Either way the important point is that the program and the template have to agree on the data and need some way to communicate what the data looks like. Currently StringTemplate has no way to facilitate this communication or validate that the data meets the agreed upon structure. I’m not saying that it needs to. I’m just wondering if it would be useful and what it might look like.
In my own work so far I have not done anything to write down what the structure of the data is. It has not been a problem for me because the application is small and I am writing both the program and the templates but I know this won’t scale. Simply looking at the template arguments is of little help because the data can be deeply nested. Even the above mentioned suggestion to declare the shape of the template arguments doesn’t help much because of this deep structure. How do you solve this problem? (Thats not a rhetorical question – I’d like to know what you do.)

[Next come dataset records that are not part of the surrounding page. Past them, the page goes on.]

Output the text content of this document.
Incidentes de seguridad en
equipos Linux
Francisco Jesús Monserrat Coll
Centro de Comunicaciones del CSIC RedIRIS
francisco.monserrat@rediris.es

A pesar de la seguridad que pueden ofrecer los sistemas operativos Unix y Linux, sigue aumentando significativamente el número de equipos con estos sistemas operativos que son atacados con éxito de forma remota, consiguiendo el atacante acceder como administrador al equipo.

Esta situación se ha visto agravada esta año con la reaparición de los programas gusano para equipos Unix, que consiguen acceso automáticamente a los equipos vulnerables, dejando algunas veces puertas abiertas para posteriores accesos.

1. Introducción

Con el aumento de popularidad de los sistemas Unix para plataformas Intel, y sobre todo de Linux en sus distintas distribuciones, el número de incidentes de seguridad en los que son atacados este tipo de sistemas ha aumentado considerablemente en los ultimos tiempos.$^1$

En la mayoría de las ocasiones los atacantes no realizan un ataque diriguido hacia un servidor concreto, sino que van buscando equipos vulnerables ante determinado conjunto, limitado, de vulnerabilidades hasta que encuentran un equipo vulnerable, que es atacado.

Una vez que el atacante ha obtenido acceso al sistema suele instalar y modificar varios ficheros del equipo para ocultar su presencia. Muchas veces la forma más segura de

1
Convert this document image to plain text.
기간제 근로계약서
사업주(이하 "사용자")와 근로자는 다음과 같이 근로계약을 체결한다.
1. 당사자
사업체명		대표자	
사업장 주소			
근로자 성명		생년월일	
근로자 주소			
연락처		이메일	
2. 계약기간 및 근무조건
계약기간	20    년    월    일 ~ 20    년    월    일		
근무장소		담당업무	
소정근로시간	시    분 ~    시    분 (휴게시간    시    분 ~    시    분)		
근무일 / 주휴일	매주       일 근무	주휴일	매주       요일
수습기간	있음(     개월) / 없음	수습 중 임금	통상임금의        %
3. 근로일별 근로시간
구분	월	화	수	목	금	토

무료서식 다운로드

In the XML world a schema is used for this purpose. The producer and consumer of some structured data both agree on the schema. The schema describes the structure of the data as well as the types of individual values. Any time between when the data is produced and when it is consumed the data can be validated against the schema. With XML the data is usually serialized in a text document in XML format but it doesn’t need to be. The schema language may be Relax NG (unless you are unfortunate and have to use XML Schema).
This makes sense for XML but may be overkill for StringTemplate. A big difference between the two is that the coupling between the producer (the program) and the consumer (the template) is much tighter with StringTemplate. The template and the program are designed and built together and the data is unlikely to be serialized in between. Still I wonder if something like Relax NG could be useful as a way to communicate the data agreement. Validation of the data could be done as part of a unit test. Another potential benefit of a schema would be assisted editing. The editor would know about what attribute and attribute properties are available.
In the Java/OO world the class declarations describe the data. The data structure may be given as a UML diagram. This works for communication. Within the program code Java’s type checking can help ensure that the data is valid but there is nothing to enforce, at “build” time, that the template is using the data according to the Java types. Again, I’m not suggesting that StringTemplate needs strong or static type checking – just making a comparison.
Possible host languages
Thinking about StringTemplate as an independent language has me wondering what kinds of host languages could it be implemented in. Are there any languages or classes of languages where it wouldn’t work well, isn’t needed, or would have limitations.
One issue that comes to mind is that the rendering of attributes depends on the type of the attribute. The identification of rendering as a distinct aspect of template processing is a very powerful feature of StringTemplate. The template doesn’t need to know about data types or type specific formating because the renderer knows how to format the attribute according to its type.
What would happen in a dynamically typed language, would the renderer know how to format the attribute in a meaningful way? If not then the template would need to rely on the format option.
Well that’s more than enough thoughts for now. I hope to get the next batch written up soon.